Dr. Gary Cottrell is a Professor in the Computer Science and Engineering Department at UC San Diego.  His research is strongly interdisciplinary and deals with neural networks as a computational model applied to problems in cognitive science and artificial intelligence, engineering and biology.  Dr. Cottrell's main interest is Cognitive Science, in particular, building working models of cognitive processes and using them to explain psychological or neurological processes.

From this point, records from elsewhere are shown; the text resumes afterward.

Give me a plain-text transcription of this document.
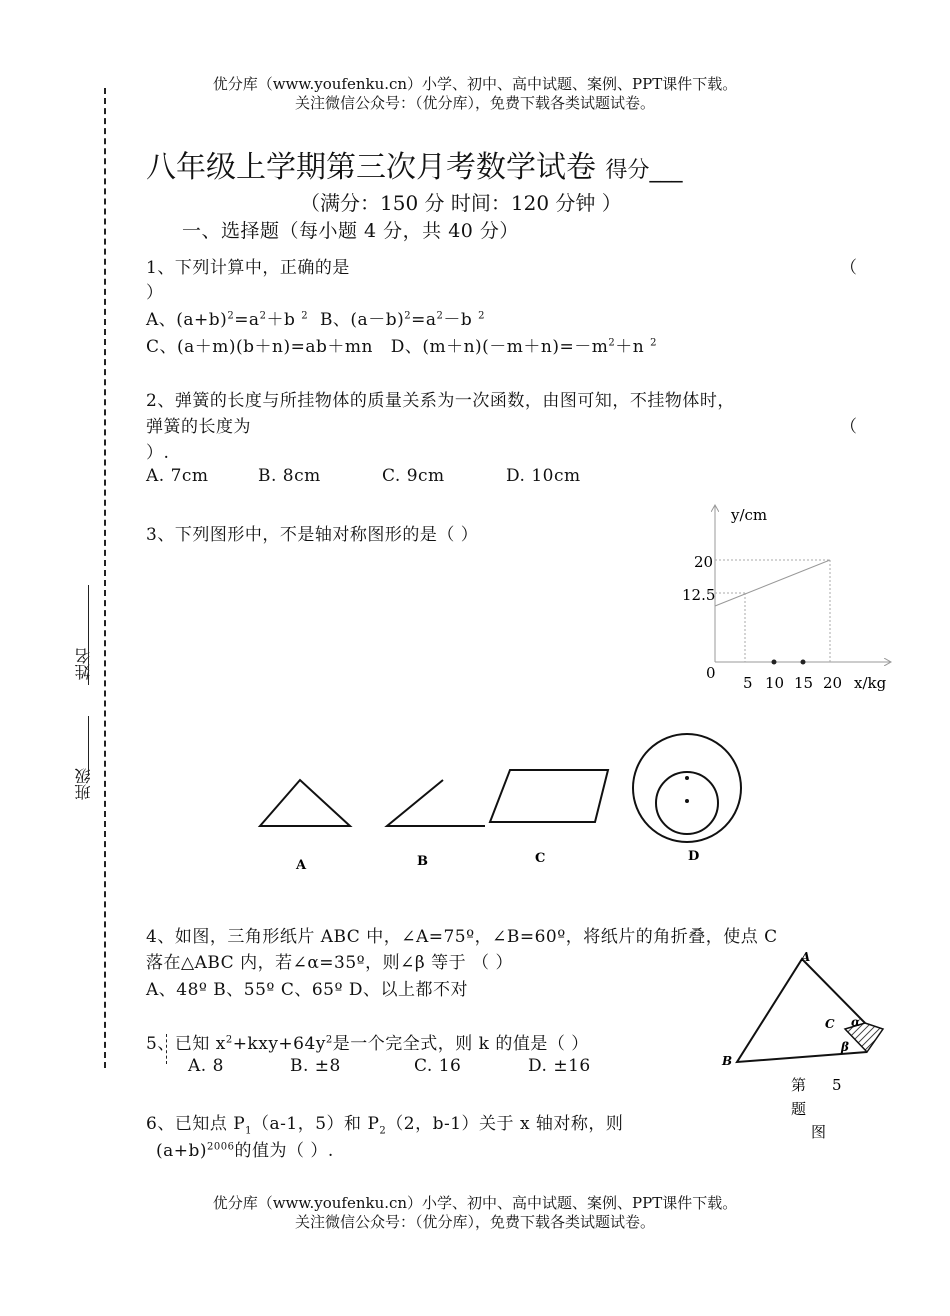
优分库（www.youfenku.cn）小学、初中、高中试题、案例、PPT课件下载。
关注微信公众号：（优分库），免费下载各类试题试卷。
姓名
班级
八年级上学期第三次月考数学试卷 得分___
（满分：150 分 时间：120 分钟 ）
一、选择题（每小题 4 分，共 40 分）
1、下列计算中，正确的是	（
）
A、$(a+b)^2=a^2+b$ $^2$ B、$(a-b)^2=a^2-b$ $^2$
C、(a＋m)(b＋n)=ab＋mn D、$(m+n)(-m+n)=-m^2+n$ $^2$
2、弹簧的长度与所挂物体的质量关系为一次函数，由图可知，不挂物体时，
弹簧的长度为	（
）.
A. 7cm	B. 8cm	C. 9cm	D. 10cm
y/cm
x/kg
0
20
12.5
5 10 15 20
3、下列图形中，不是轴对称图形的是（ ）
A	B	C	D
4、如图，三角形纸片 ABC 中，∠A=75º，∠B=60º，将纸片的角折叠，使点 C
落在△ABC 内，若∠α=35º，则∠β 等于 （ ）
A、48º B、55º C、65º D、以上都不对
A
B
C α
β
第 5
题
图
5、已知 $x^2+kxy+64y^2$是一个完全式，则 k 的值是（ ）
A. 8	B. ±8	C. 16	D. ±16
6、已知点 $P_1(a-1$，5）和 $P_2(2$，b-1）关于 x 轴对称，则
$(a+b)^{2006}$的值为（ ）.
优分库（www.youfenku.cn）小学、初中、高中试题、案例、PPT课件下载。
关注微信公众号：（优分库），免费下载各类试题试卷。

In recent years, he has focused upon unsupervised feature learning (modeling precortical and cortical coding), face & object processing, visual salience, and visual attention. He has also worked in the areas of modeling psycholinguistic processes, such as language acquisition, reading, and word sense disambiguation. 

 

Dr. Cottrell proudly leads his research unit, Gary's Unbelievable Research Unit, or GURU for short.  Recent projects have included the SUN model of stimulus-driven and task-driven visual and aural attention, sparse principal component analysis, unsupervised feature learning from natural stimuli, modeling transsaccadic evidence accumulation for object classification, investigating interhemispheric connectivity, and seeking to understand the mechanisms that underlie face processing.

 

In addition to serving at the Principal Investigator for the Pathways to UC San Diego project, Dr. Cottrell also served as the director of the NSF-sponsored Temporal Dynamics of Learning Center which involved 40 PI's at 17 institutions across 3 countries, director of the Interdisciplinary PhD Program in Cognitive Science, and a co-PI of the Perceptual Expertise Network.  

 

Dr. Cottrell received his PhD. in 1985 from the University of Rochester under James F. Allen (thesis title: A connectionist approach to word sense disambiguation). He then did a postdoc with David E. Rumelhart at the Institute of Cognitive Science, UCSD, until 1987, when he joined the CSE Department.